Ford's War Room Not a Substitute For Judgement
Posted by: David Kiley on May 25, 2006

Okay. I’ve now read the second story this week about the Ford war rooms the automaker has set up in Dearborn for each of its product lines. The story in The Detroit News today about the truck war room is meant, I guess, to convey to dealers and Ford employees and enthusiasts that it’s not taking the threat from Toyota upcoming Tundra and GM’s new pickups lightly.
Like we thought they were lying down on the job where the all important F Series truck is concerned? For the uninitiated, Ford would be out of business without its leadership in trucks. And the F Series is a great truck.
But as I read some of the blather about the codes of behavior the truck team lives and works by to stay inside the heads of its truck buyers…well…let me just say…it sounds silly, like overkill and way besides the point.
According to the piece written by Bryce Hoffman, members of the Ford truck team can’t: use roller luggage except for golf bags; drink anything but black coffee; dress casual for meetings; eat raw fish; drink wine; jump, bounce or slide (what this means, I can’t imagine); eat sprinkles on their ice cream; wear a pink shirt; ride the Tram at Detroit Metro Airport. Offenders have to put dollar bills in a can in the truck war room, which later goes to charity.
At the risk of offending my friends at Ford, with whom I am spending more time with since I relocated to Michigan, this sounds asinine. Rolling luggage is the greatest invention since the knee replacement. Raw fish? Let me tell you about the masculine guys I know who eat really well-prepared sushi. I’m comfortable enough with my own station in life to ear a pink shirt if I want to. And some pro ballplayers recently used pink bats in support of breast cancer and heart disease among women. Some of the smartest marketing people I know do not dress up in suits and ties any more for work. Dammit! I like chocolate jimmies on my ice cream. And I wouldn’t drink a cup of black Maxwell House from a truck-stop at gunpoint. Pabst Blue Ribbon in your war room? It’s crap. Discerning truck buyers drink beer that matters. Beer with drinking. And I won’t even discuss the no wine rule.
I like Ford trucks. If I was buying a full-size pickup, a Ford is what I would buy.

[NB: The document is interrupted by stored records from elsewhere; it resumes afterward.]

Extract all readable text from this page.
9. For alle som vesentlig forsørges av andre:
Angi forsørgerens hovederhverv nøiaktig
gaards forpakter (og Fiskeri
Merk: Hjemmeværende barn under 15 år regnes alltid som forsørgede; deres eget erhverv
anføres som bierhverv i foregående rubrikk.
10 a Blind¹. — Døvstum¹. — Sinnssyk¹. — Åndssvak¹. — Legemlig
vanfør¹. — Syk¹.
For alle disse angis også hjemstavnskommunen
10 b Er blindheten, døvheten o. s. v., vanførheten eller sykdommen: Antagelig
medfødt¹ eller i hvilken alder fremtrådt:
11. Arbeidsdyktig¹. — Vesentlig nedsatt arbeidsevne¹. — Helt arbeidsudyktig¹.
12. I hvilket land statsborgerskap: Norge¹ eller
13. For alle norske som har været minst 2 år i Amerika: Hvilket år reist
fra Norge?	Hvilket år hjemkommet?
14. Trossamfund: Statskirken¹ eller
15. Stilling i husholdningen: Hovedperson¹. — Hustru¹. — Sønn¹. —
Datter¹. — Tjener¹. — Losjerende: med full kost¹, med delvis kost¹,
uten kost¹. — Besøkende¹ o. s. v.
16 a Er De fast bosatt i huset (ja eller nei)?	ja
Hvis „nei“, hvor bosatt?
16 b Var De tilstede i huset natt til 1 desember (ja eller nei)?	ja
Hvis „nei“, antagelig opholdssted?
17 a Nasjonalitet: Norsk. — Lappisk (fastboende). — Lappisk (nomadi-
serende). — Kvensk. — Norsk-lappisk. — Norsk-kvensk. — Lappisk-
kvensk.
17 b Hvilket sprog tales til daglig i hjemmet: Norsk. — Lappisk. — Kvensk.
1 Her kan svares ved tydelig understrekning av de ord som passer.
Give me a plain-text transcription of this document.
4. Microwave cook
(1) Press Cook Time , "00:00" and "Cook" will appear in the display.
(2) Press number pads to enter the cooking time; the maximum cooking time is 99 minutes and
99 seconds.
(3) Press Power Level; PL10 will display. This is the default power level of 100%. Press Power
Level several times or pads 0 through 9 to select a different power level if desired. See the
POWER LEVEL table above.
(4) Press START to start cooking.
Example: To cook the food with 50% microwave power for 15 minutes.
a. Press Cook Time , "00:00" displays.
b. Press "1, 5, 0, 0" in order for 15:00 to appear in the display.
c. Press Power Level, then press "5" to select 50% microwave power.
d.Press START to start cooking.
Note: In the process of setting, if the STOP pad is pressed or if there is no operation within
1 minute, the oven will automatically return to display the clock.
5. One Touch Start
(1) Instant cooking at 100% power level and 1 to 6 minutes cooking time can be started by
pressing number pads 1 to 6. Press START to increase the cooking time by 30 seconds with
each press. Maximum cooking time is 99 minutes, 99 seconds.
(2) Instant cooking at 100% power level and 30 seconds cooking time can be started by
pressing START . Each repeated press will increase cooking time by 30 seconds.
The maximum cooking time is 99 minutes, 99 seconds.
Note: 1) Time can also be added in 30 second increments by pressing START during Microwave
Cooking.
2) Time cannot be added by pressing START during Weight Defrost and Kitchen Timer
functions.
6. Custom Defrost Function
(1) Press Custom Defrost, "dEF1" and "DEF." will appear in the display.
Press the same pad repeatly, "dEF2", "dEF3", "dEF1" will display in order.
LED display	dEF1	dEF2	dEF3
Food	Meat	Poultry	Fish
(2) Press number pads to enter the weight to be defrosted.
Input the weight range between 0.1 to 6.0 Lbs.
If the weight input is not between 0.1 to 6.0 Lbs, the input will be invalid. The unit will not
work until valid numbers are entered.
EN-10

Maybe, Im taking this too seriously. But what I sniff here is that there are people in Dearborn in the fight of their lives who are substituting furniture and silliness for genuine brand insight. Ford’s brands are tanking. Maybe this is immersion into brand imagery will help some of the people in Dearborn trying to chart a course for Ford, Mercury, Lincoln, etc. I hope so. But given some of the recent efforts, like the Bold Moves campaign (is this a slogan for Ford or Milk of Magnesia?) for Ford, I have my doubts.
Besides…with all those things the truck team is not supposed to do, it makes me think that Ford sees its truck customers as a bunch of over-testosteroned, simple-minded, judgemental, insecure louts. And that, my friends, doesn’t read well in the brand brief. I shudder to think what the ads that come out of all of this will be. Better yet, what I am really looking forward to are the ads that I hope the public will create and circulate on the Net based on the “Don’t Do This” list. They should be a hoot.